Tuesday, 4 December 2012

A New Hero? And at my age too!!


We all have heroes. When I was a young postgraduate in Chemistry my hero was Isaac Newton, a proverbial giant in his own right. He didn't need "shoulders to stand on" and transformed scientific thought with his experiments, his intellect, and his single mindedness. One of his most bizarre experiments has to have been sticking a needle into his eye to examine properties of light!
Later, when I was studying psychology, I had several heroes including Ed Schein, Peter Senge and David Nadler, all associated with organisation development generally, and the latter two with systems thinking specifically. Their thinking and approaches changed my career and my life; from narrowly focused development work into wider aspects of organisation development and culture change, from being employed to being self-employed, from being told what to do into advising others into how things could be better.

We all need heroes, people we can admire, look up to, learn from.

I have just found another; Michael Fullan is a professor emeritus at the Ontario Institute for Studies in Education at the University of Toronto. His website is http://www.michaelfullan.com/ and I encourage anyone seeking to understand how to transform education systems to visit it. The site is resource rich, here is someone who believes in sharing his thoughts on the widest scale; take a look at and download his articles on The Power of The Principal, Learning is The Work, Motivate The Masses, Professional Capital. The one that has interested me the most is Wrong Drivers For System Reform which seems to contain most if not all of what I presented to some senior staff at Asian Development Bank (ADB) in Kathmandu last April. Here are some extracts from what Fullan says:

"The key to system-wide success is to place educators and students at the centre. This means aligning the goals of reform and the intrinsic motivation of participants. So policies that foster strong intrinsic motivation across the whole system are required, as are strategies that develop
increased capability. Both strong motivation and enhanced skills on a large scale are required."

"Capacity building, group work and deep pedagogy, accelerated by technology, are processes that support all schools engaging in improvement of practice. Systemic means all elements of the system are interconnected and involved, day after day. Systemic is experiential not theoretical. Thus, the four wrong drivers are not ‘systemic’ by this definition."

"The solution involves using the four big effective drivers:"
1. The learning–instruction–assessment nexus.
2. Social capital to build the profession.
3. Pedagogy matches technology.
4. Systemic synergy.

"First, ensure the centrepiece of action is based on learning and instruction. Relentless development of ‘capacity building’ is the main agenda. Integral to this is commitment to the moral purpose of raising the bar and closing the gap for all students.
Second, use groups to accomplish a learning–instruction culture. Approach the solution as a social capital proposition to build the teaching profession. This requires building collaborative cultures within and across schools.
Third, power new pedagogical innovations with technology. They make education easier and more absorbing — learning and life become more seamless.
Fourth, the set of good drivers must comprise a coherent, interactive whole."
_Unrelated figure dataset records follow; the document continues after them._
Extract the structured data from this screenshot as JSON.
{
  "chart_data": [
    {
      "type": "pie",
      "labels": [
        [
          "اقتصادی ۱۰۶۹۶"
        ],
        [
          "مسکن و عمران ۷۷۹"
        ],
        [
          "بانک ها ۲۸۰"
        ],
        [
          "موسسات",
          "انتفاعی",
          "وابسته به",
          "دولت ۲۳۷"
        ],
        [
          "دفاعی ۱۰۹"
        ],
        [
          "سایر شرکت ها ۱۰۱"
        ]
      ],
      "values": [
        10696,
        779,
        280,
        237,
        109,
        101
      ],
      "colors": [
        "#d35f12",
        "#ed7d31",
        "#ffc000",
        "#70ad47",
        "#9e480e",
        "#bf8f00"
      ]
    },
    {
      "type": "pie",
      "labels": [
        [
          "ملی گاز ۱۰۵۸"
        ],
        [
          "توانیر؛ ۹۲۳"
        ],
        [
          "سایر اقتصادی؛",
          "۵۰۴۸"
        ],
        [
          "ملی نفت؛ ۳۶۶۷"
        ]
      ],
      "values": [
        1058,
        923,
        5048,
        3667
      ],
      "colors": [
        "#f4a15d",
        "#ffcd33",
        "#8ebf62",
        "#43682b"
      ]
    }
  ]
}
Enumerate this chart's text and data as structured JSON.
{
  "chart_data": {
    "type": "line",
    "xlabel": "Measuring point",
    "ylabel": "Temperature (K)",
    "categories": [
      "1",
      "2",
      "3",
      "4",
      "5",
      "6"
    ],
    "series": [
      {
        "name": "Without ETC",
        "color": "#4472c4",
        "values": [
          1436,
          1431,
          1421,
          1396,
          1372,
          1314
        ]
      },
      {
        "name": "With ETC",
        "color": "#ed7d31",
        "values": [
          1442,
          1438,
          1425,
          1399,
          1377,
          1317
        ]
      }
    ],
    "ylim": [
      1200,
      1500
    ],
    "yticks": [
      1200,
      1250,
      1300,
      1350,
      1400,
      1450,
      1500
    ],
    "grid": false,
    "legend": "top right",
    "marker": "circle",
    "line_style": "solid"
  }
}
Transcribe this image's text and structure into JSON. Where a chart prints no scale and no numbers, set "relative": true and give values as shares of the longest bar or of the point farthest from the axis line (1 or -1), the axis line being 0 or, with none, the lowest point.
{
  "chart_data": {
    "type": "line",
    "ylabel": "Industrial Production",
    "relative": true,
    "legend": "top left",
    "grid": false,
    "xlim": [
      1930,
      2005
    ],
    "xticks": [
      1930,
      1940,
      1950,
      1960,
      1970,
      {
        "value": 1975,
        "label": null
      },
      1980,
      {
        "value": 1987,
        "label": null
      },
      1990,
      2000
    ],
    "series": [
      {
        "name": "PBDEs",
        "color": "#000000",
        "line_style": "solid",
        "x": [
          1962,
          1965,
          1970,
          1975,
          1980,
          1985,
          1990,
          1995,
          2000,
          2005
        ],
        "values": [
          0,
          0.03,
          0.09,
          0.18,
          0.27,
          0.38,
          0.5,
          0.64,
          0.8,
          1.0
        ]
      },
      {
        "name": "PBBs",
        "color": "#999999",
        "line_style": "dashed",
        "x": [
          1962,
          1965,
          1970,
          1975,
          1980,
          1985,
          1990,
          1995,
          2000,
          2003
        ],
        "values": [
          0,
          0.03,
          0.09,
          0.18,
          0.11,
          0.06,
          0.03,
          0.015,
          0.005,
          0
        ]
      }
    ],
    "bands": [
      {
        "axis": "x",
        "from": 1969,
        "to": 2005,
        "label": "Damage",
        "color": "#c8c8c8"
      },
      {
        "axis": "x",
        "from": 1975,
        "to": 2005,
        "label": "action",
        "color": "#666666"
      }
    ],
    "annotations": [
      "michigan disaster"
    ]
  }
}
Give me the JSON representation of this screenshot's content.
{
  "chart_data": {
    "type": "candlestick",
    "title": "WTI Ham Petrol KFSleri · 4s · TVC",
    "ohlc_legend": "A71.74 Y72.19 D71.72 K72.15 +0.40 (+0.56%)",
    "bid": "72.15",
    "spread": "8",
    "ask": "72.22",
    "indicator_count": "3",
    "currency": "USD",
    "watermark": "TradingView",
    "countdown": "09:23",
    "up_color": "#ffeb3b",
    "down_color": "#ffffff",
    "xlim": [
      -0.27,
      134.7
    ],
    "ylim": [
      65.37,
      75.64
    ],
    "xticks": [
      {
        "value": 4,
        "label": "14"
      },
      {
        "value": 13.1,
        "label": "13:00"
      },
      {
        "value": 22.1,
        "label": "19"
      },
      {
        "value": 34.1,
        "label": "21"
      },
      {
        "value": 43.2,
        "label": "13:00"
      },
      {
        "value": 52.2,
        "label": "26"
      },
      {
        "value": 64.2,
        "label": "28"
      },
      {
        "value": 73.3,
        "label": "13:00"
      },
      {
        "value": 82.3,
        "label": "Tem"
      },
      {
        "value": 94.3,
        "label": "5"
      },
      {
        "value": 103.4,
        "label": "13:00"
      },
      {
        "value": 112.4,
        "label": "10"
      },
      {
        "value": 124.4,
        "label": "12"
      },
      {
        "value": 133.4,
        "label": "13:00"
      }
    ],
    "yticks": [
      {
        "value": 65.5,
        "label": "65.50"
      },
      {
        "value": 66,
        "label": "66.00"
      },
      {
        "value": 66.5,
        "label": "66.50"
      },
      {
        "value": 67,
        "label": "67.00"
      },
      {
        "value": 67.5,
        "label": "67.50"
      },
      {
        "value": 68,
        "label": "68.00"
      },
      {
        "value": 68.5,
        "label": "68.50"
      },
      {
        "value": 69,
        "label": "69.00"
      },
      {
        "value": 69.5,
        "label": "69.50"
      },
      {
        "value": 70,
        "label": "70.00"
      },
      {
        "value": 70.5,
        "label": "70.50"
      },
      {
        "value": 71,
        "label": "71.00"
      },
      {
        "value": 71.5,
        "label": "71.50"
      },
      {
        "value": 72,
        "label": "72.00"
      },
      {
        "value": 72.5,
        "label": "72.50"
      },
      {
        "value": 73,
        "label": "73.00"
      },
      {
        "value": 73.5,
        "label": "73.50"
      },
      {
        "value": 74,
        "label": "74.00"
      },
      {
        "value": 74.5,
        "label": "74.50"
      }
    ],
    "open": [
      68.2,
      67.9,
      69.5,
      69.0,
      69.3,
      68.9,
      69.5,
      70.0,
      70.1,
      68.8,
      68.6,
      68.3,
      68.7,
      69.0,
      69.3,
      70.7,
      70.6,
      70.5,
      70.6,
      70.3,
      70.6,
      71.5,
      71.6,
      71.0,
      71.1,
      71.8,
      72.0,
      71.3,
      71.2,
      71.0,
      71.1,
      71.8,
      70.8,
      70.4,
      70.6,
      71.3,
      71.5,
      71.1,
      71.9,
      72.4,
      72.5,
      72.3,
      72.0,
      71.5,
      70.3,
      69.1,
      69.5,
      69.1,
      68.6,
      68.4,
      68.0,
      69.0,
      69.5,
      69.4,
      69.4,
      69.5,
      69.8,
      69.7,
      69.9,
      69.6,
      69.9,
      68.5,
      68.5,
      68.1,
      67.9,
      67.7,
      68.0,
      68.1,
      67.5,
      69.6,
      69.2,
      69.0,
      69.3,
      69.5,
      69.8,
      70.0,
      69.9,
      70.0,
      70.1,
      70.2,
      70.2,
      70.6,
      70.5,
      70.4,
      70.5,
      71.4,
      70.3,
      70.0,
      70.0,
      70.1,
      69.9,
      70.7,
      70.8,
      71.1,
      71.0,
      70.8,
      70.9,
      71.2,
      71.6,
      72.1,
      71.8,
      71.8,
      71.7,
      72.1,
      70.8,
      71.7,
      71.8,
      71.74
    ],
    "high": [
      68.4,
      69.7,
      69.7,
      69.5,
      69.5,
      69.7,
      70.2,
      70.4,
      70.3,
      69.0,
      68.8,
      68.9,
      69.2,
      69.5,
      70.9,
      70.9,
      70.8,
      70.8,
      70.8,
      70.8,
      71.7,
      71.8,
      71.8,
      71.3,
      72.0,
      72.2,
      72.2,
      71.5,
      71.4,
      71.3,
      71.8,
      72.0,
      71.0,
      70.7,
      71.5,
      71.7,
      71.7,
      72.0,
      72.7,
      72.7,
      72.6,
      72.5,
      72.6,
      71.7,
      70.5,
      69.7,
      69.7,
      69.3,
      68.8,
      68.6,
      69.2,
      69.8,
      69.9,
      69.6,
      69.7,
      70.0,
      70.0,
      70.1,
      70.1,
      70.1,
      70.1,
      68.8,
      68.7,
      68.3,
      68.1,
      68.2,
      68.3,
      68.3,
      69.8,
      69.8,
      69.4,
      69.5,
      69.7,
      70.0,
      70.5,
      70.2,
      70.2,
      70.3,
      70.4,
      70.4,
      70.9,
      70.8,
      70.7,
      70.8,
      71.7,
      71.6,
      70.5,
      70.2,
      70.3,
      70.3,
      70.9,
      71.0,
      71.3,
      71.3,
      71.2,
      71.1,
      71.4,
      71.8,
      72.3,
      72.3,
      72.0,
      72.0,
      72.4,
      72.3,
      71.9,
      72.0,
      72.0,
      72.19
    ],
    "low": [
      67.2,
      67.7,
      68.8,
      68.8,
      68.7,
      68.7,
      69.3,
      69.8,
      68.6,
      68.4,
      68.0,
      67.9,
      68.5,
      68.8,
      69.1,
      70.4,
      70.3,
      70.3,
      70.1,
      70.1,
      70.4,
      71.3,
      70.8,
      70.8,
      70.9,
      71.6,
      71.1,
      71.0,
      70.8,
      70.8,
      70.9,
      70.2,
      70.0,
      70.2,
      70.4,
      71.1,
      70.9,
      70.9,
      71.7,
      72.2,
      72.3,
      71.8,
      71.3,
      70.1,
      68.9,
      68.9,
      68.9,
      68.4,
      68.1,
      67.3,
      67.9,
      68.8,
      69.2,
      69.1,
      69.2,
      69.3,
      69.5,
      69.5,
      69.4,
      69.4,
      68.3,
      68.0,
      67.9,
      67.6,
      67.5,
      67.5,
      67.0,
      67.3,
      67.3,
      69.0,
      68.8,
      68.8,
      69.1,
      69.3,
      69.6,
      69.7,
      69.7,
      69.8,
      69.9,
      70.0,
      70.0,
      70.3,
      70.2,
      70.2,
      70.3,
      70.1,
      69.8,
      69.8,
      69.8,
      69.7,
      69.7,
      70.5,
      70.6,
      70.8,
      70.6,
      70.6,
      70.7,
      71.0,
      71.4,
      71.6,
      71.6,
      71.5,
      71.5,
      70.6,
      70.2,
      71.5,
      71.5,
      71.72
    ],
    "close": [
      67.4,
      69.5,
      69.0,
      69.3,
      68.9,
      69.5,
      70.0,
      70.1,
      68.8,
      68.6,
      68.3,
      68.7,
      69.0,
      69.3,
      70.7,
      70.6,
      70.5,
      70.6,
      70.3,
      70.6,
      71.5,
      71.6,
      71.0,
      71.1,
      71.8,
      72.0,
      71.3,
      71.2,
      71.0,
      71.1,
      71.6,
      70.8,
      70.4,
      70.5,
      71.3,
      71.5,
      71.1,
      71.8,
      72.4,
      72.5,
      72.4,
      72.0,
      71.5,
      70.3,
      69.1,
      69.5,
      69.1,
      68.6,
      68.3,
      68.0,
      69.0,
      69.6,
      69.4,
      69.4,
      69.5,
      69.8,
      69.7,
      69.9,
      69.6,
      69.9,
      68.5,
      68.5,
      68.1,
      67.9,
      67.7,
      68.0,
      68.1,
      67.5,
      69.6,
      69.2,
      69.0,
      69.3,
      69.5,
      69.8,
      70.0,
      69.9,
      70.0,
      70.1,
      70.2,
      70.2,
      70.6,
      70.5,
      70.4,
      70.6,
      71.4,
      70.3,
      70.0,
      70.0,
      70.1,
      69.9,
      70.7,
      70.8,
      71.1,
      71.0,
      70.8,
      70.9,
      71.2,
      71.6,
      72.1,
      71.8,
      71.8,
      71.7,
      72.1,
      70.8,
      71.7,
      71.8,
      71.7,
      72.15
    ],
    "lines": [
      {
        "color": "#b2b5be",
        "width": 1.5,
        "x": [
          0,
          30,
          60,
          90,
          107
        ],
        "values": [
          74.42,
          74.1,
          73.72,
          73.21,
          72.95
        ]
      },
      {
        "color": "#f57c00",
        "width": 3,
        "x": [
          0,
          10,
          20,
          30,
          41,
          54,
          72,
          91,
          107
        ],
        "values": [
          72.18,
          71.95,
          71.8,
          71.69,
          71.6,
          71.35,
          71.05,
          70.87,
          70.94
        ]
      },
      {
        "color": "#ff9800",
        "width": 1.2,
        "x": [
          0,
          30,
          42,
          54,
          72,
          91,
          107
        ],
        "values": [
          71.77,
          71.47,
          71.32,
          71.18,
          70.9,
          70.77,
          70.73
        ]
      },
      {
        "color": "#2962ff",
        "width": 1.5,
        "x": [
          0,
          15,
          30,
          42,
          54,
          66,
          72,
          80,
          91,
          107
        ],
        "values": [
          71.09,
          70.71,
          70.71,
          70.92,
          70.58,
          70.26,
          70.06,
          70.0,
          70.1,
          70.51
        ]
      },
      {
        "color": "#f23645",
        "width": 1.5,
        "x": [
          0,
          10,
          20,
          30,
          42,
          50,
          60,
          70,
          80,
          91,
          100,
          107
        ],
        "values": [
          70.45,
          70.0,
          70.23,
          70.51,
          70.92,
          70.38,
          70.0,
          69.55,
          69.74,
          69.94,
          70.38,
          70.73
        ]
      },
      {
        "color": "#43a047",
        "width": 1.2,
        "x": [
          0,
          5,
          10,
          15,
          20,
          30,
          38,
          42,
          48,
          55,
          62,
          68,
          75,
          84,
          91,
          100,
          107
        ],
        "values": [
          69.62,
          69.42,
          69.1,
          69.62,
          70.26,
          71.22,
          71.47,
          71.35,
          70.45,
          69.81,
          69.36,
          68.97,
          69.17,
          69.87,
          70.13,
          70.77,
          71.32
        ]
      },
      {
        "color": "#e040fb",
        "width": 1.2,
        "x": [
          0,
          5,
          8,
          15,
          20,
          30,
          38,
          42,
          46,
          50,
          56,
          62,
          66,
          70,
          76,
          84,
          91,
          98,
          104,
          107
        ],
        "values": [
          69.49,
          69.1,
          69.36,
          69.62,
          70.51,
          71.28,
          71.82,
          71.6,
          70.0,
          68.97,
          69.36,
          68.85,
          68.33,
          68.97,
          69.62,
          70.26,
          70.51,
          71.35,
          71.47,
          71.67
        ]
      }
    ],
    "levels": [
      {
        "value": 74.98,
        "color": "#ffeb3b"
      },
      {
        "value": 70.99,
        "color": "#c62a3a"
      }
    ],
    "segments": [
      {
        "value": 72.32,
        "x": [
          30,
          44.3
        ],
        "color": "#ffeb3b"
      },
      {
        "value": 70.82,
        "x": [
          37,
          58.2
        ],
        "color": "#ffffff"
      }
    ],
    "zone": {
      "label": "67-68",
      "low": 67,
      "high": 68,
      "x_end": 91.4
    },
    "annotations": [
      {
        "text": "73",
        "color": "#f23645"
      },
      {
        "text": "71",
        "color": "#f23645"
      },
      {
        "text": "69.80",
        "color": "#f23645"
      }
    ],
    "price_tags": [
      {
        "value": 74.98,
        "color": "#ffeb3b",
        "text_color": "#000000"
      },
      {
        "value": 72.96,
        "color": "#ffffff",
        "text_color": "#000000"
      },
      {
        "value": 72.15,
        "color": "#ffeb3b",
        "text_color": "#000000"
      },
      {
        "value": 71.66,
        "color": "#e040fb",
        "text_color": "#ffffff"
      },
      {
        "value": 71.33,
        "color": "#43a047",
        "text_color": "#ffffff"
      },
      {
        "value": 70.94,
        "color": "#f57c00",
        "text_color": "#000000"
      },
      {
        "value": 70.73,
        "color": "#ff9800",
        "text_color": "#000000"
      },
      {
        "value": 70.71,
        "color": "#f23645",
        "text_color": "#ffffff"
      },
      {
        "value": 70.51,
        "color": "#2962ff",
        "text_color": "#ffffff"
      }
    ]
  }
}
I sincerely hope that enough people are reading this in Nepal to at least give these issues some consideration. They are not just the words of an education expert, the sort of person too often appointed to advise on changing an education system. They are the words of someone who understands organisational change, systems thinking, and whole system change. As I have also consistently advised, using the wrong drivers and pulling the wrong levers will NOT lead to systemic change. But it COULD lead to systemic collapse!